Читаем Каждый вдох и выдох равен Моне Лизе полностью

А вот когда после французской революции богема покинула салоны и стала тусоваться по барам и кафе – тогда и начал формироваться романтический образ художника как гения-бунтаря: нищий, но свободный духом пророк, один против толпы поносящих его профанов, воплощение потных страхов добропорядочных бюргеров, ни на кого не похожий, исключительный, с уникальным и недоступным остальным видением мира. Он попирал приличия и черту дозволенного, где бы она не пролегала, вскрывал язвы, нарушал покой, расшатывал устои, жил быстро, умирал рано и оставлял по себе красивый труп и драгоценную нетленку.

Так богема и буржуазия вступили в больные, созависимые отношения, в которых первая постоянно метила плевком в рожу второй по праву Избранного, а вторая очень хотела приобщиться к возвышенному таинству творения и по такому случаю соблазняла гения богатством и славой. Тот, как правило, милостиво соглашался, но с сохранением святого права плеваться как и куда вздумается – с той разницей, что теперь плевки переплавлялись в алхимических лабораториях критиков из оскорблений в чистое золото. Ну и еще за них давали премии.

* * *

Не сразу, конечно. Был проделан путь. Но суть в том, что творцы как начали выступать с начала прошлого века с особо свирепыми декларациями о намерении плюнуть в лицо буквально всему миру, так уже и не смогли остановиться. Лучше всего это столетие то ли угроз, то ли обещаний еще в 1933 году суммировал Курт Швиттерс: «Все, что нахаркает художник, будет искусством».
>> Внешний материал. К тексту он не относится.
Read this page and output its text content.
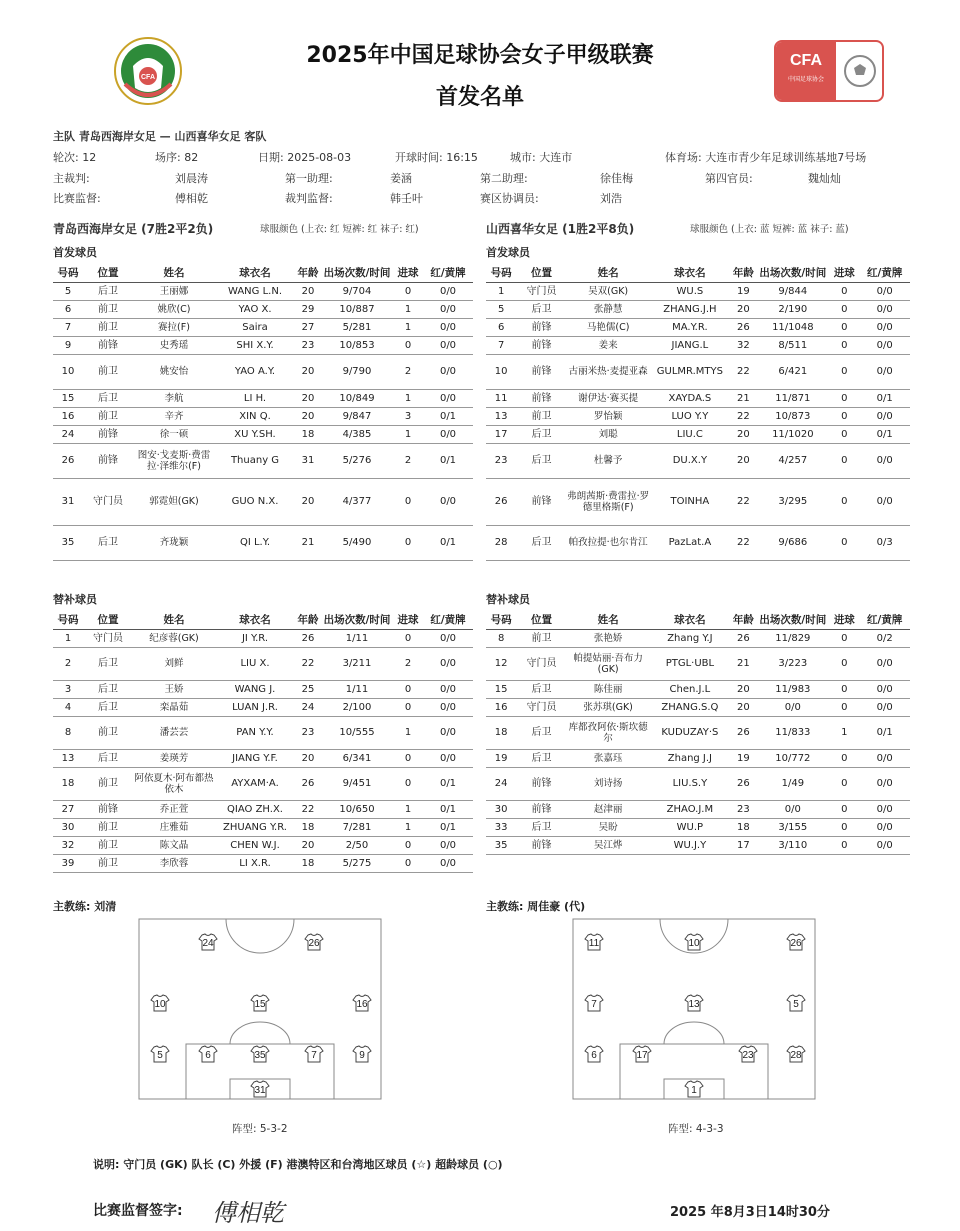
CFA
2025年中国足球协会女子甲级联赛
首发名单
CFA
中国足球协会
主队 青岛西海岸女足 — 山西喜华女足 客队
轮次: 12	场序: 82	日期: 2025-08-03	开球时间: 16:15	城市: 大连市	体育场: 大连市青少年足球训练基地7号场
主裁判:	刘晨涛	第一助理:	姜涵	第二助理:	徐佳梅	第四官员:	魏灿灿
比赛监督:	傅相乾	裁判监督:	韩壬叶	赛区协调员:	刘浩
青岛西海岸女足 (7胜2平2负)	球服颜色 (上衣: 红 短裤: 红 袜子: 红)	山西喜华女足 (1胜2平8负)	球服颜色 (上衣: 蓝 短裤: 蓝 袜子: 蓝)
首发球员	首发球员
号码	位置	姓名	球衣名	年龄	出场次数/时间	进球	红/黄牌
5	后卫	王丽娜	WANG L.N.	20	9/704	0	0/0
6	前卫	姚欣(C)	YAO X.	29	10/887	1	0/0
7	前卫	赛拉(F)	Saira	27	5/281	1	0/0
9	前锋	史秀瑶	SHI X.Y.	23	10/853	0	0/0
10	前卫	姚安怡	YAO A.Y.	20	9/790	2	0/0
15	后卫	李航	LI H.	20	10/849	1	0/0
16	前卫	辛齐	XIN Q.	20	9/847	3	0/1
24	前锋	徐一硕	XU Y.SH.	18	4/385	1	0/0
26	前锋	图安·戈麦斯·费雷拉·泽维尔(F)	Thuany G	31	5/276	2	0/1
31	守门员	郭霓妲(GK)	GUO N.X.	20	4/377	0	0/0
35	后卫	齐珑颖	QI L.Y.	21	5/490	0	0/1
号码	位置	姓名	球衣名	年龄	出场次数/时间	进球	红/黄牌
1	守门员	吴双(GK)	WU.S	19	9/844	0	0/0
5	后卫	张静慧	ZHANG.J.H	20	2/190	0	0/0
6	前锋	马艳儒(C)	MA.Y.R.	26	11/1048	0	0/0
7	前锋	姜来	JIANG.L	32	8/511	0	0/0
10	前锋	古丽米热·麦提亚森	GULMR.MTYS	22	6/421	0	0/0
11	前锋	谢伊达·赛买提	XAYDA.S	21	11/871	0	0/1
13	前卫	罗怡颖	LUO Y.Y	22	10/873	0	0/0
17	后卫	刘聪	LIU.C	20	11/1020	0	0/1
23	后卫	杜馨予	DU.X.Y	20	4/257	0	0/0
26	前锋	弗朗茜斯·费雷拉·罗德里格斯(F)	TOINHA	22	3/295	0	0/0
28	后卫	帕孜拉提·也尔肯江	PazLat.A	22	9/686	0	0/3
替补球员	替补球员
号码	位置	姓名	球衣名	年龄	出场次数/时间	进球	红/黄牌
1	守门员	纪彦蓉(GK)	JI Y.R.	26	1/11	0	0/0
2	后卫	刘鲜	LIU X.	22	3/211	2	0/0
3	后卫	王娇	WANG J.	25	1/11	0	0/0
4	后卫	栾晶茹	LUAN J.R.	24	2/100	0	0/0
8	前卫	潘芸芸	PAN Y.Y.	23	10/555	1	0/0
13	后卫	姜瑛芳	JIANG Y.F.	20	6/341	0	0/0
18	前卫	阿依夏木·阿布都热依木	AYXAM·A.	26	9/451	0	0/1
27	前锋	乔正萱	QIAO ZH.X.	22	10/650	1	0/1
30	前卫	庄雅茹	ZHUANG Y.R.	18	7/281	1	0/1
32	前卫	陈文晶	CHEN W.J.	20	2/50	0	0/0
39	前卫	李欣蓉	LI X.R.	18	5/275	0	0/0
号码	位置	姓名	球衣名	年龄	出场次数/时间	进球	红/黄牌
8	前卫	张艳娇	Zhang Y.J	26	11/829	0	0/2
12	守门员	帕提姑丽·吾布力(GK)	PTGL·UBL	21	3/223	0	0/0
15	后卫	陈佳丽	Chen.J.L	20	11/983	0	0/0
16	守门员	张苏琪(GK)	ZHANG.S.Q	20	0/0	0	0/0
18	后卫	库都孜阿依·斯坎德尔	KUDUZAY·S	26	11/833	1	0/1
19	后卫	张嘉珏	Zhang J.J	19	10/772	0	0/0
24	前锋	刘诗扬	LIU.S.Y	26	1/49	0	0/0
30	前锋	赵津丽	ZHAO.J.M	23	0/0	0	0/0
33	后卫	吴盼	WU.P	18	3/155	0	0/0
35	前锋	吴江烨	WU.J.Y	17	3/110	0	0/0
主教练: 刘清	主教练: 周佳豪 (代)
24	26
10	15	16
5	6	35	7	9
31
11	10	26
7	13	5
6	17	23	28
1
阵型: 5-3-2	阵型: 4-3-3
说明: 守门员 (GK) 队长 (C) 外援 (F) 港澳特区和台湾地区球员 (☆) 超龄球员 (○)
比赛监督签字: 傅相乾	2025 年8月3日14时30分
Поначалу публика была очень чувствительна. Ее фраппировали сущие пустяки. Синяя голая женщина в исполнении каких-нибудь невинных фовистов – и та воспринималась в штыки, с истерикой на тему смерти искусства. Бедные… «Никто и не подозревал», как сказано у Пу Сунлина.

Хоть я и возвышалась над незакаленной публикой на сто с лишним лет, скорость превращений в тогдашнем искусстве поражала воображение. Я стала думать, будто изгнание красоты и вправду могло стать случайным побочным эффектом бурных художественных экспериментов начала века.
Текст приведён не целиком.